This being a Todd Solondz film, there's a wholly synthetic air about everything, with extremely measured dialogue and exchanges conducted with near inhuman precision. The characters are glaring constructs, and whilst they never convince as anyone you'd actually come across, they do work within this hyper-real aesthetic.
Thankfully Solondz manages to avoid the neck-wringingly painful navel-gazing that the likes of Noah Baumbach revel in, by way of his delightfully wicked sense of humour. When Trish openly (and thoroughly inappropriately) tells her son she got 'wet' during a date it's vulgar and wince-making, yet wonderfully comic. Coming across as a vicious sideswipe at parent-child convention and romanticised notions about the 'loss of innocence' it has more in common with John Waters than Baumbach. A moment of incredibly acute satire has the son of Trish's new lover articulate, straight faced, the nature of his dead-end existence, and then how it's irrelevant as China will take over the world anyway. Odd moments of predictability are tempered by others that admirably buck the clichés, as Solondz examines some typically dark areas with relish.

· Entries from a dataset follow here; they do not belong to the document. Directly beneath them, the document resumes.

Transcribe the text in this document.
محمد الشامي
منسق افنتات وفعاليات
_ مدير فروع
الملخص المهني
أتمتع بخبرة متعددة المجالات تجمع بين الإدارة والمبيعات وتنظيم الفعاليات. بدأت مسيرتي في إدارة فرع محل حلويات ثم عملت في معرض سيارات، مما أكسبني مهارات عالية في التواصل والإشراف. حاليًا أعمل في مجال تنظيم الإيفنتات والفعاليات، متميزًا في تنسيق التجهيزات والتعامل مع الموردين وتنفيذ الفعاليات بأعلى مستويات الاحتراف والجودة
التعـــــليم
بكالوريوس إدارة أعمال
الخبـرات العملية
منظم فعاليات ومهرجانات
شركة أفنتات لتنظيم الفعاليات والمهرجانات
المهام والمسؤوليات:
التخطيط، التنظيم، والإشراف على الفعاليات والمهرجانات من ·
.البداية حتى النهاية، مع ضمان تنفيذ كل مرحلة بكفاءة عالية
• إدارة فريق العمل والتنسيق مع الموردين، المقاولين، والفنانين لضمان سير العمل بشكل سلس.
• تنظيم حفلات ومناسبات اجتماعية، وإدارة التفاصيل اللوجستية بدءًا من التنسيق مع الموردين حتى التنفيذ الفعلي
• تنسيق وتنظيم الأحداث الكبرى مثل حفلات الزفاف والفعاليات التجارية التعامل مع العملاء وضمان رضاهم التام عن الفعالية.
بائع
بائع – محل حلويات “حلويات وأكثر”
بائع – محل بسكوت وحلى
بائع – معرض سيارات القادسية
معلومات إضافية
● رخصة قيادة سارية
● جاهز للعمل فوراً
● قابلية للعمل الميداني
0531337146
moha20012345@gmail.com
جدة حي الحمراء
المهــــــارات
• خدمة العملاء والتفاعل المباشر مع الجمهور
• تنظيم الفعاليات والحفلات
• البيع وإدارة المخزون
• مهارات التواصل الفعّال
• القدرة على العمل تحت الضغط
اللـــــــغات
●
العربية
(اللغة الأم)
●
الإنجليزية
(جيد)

There's a certain cruelty to the director's satire and it's hard to care all that much for even the most unfortunate of his specimens. That said, as a more abstract look into emotional truths it's a remarkably perceptive work that, whilst lacking the bite of Happiness, remains a distinct and witty entertainment.
Life During Wartime is out on UK R2 DVD from 12th July 2010 through Artificial Eye.